Evènements cardio-vasculaires chez les patients avec AOMI en diagnostic primaire ou secondaire de la maladie athéromateuse : résultats d’une étude nationale suédoise.

Titre original : 
Cardiovascular outcomes in patients with peripheral arterial disease as an initial or subsequent manifestation of atherosclerotic disease: Results from a Swedish nationwide study
Titre en français : 
Evènements cardio-vasculaires chez les patients avec AOMI en diagnostic primaire ou secondaire de la maladie athéromateuse : résultats d’une étude nationale suédoise.
Auteurs : 
Sigvant B, Hasvold P, Kragsterman B, Falkenberg M, Johansson S, Thuresson M, Nordanstig J.
Revue : 
J Vasc Surg. 2017 Aug;66(2):507-514.

Traductions & commentaires : 
Mario MAUFUS



INTRODUCTION

L’objectif de cette étude était de décrire le risque cardio-vasculaire et le traitement médicamenteux des patients dont la première localisation de la maladie athéromateuse était un diagnostic d’AOMI, et de les comparer aux patients pour lesquels le diagnostic d’AOMI suivait une maladie coronaire (MC) ou un accident vasculaire cérébrale ischémique (AVCI).

MATERIEL ET METHODE

  • Design de l’étude :

Il s’agissait d’une étude de cohorte nationale incidente, rétrospective.
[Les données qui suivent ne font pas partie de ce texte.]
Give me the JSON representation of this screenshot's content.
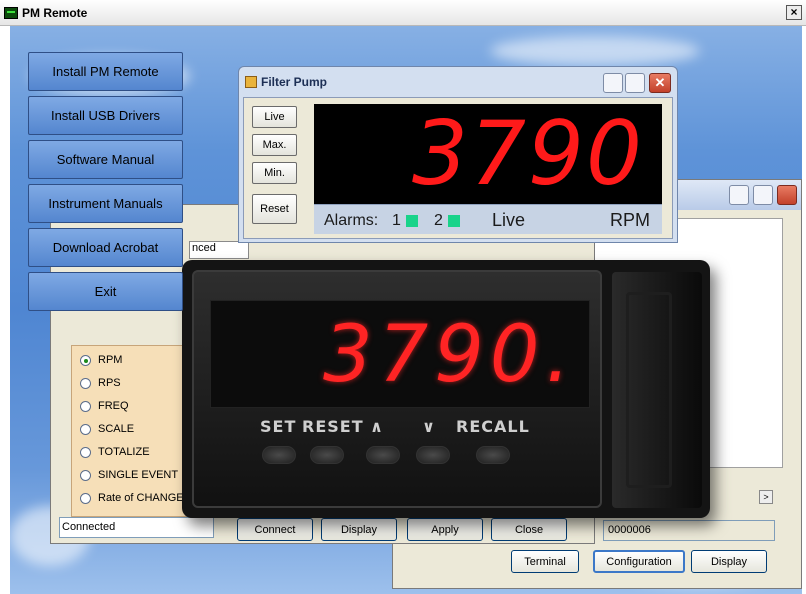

Les données utilisées pour cette étude nationale provenaient de registres nationaux suédois obligatoires :

-      le registre national suédois des patients (qui couvrait plus de 99 % de l’ensemble des hospitalisations somatiques et psychiatriques)

-      et le registre suédois des prescriptions médicamenteuses (qui contenait toutes les données des médicaments prescrits et dispensés par les pharmacies en Suède).
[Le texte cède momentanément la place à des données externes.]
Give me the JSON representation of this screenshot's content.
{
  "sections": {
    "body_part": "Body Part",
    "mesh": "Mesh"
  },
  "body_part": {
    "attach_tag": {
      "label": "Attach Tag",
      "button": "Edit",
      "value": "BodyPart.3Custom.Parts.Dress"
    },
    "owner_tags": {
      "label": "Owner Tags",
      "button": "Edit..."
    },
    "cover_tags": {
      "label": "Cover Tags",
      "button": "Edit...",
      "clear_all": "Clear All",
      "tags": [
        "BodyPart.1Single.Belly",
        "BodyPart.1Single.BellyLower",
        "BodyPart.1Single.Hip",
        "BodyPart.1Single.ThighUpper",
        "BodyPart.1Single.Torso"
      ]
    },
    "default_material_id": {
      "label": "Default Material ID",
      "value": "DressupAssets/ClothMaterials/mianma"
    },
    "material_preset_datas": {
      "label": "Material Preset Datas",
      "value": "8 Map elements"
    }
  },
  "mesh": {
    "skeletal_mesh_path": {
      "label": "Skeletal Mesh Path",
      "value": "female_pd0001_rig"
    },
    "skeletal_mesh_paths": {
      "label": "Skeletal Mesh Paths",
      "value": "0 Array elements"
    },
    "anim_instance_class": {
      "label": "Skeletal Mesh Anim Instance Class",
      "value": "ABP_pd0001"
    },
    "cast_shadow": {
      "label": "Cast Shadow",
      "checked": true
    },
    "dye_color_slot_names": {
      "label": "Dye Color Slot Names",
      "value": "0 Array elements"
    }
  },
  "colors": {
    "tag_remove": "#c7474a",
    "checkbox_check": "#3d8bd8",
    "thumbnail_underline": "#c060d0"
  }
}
-      ces données étaient croisées avec les autres registres via un numéro unique personnel pour chaque citoyen suédois.

 

  • Population :

Tous les patients avec une AOMI incidente, primaire (Iaire) ou secondaire (IIaire), diagnostiquée (= événement index) dans une structure hospitalière entre 2006 et 2013, étaient inclus. Les patients avec le diagnostic d’AOMI avant le début de la période étudiée étaient exclus.

Quatre types de population étaient définis :

1-    AOMI primaire (AOMI Iaire: patient avec AOMI, sans diagnostic antérieur de MC ni d’AVCI.

2-    AOMI + MC : patient avec AOMI et un diagnostic antérieur de MC, mais sans AVCI.

3-    AOMI + AVCI : patient avec AOMI et un diagnostic antérieur d’AVCI, mais sans MC.

4-    AOMI + AVCI + MC: patient avec AOMI et un diagnostic antérieur à la fois d’AVCI et de MC.

 

  • Traitement médicamenteux et observance :

Les traitements médicamenteux pour l’analyse incluaient les médicaments délivrés six mois avant et jusqu’à 30 jours après l’événement index. L’observance était basée sur le calcul du nombre de pilules délivrées.

  • Critère de jugement :

Le critère de jugement primaire était un critère composite représenté par une hospitalisation avec pour diagnostic principal un infarctus du myocarde non fatal, un AVCI non fatal, ou un décès cardio-vasculaire. Chacun de ces diagnostics devait être un diagnostic Iaire dans la classification ICD 10 (International statistical Classification of Diseases and related health problems, 10th revision).

ANALYSES STATISTIQUES

Les variables quantitatives continues étaient exprimées par des moyennes et des déviations standard pour les variables continues, des fréquences relatives et absolues pour les variables dichotomiques. Chaque patient était suivi de l’évènement index jusqu’au décès ou la fin de l’étude (31.12.2013). Le critère de jugement primaire était exploré avec une courbe de survie type Kaplan-Meier, et si le patient avait plusieurs évènements, seul le premier était pris en compte pour l’analyse. D’autres analyses étaient réalisées séparément pour chaque composant du critère principal de jugement. Une analyse des décès toutes causes confondues était également réalisée.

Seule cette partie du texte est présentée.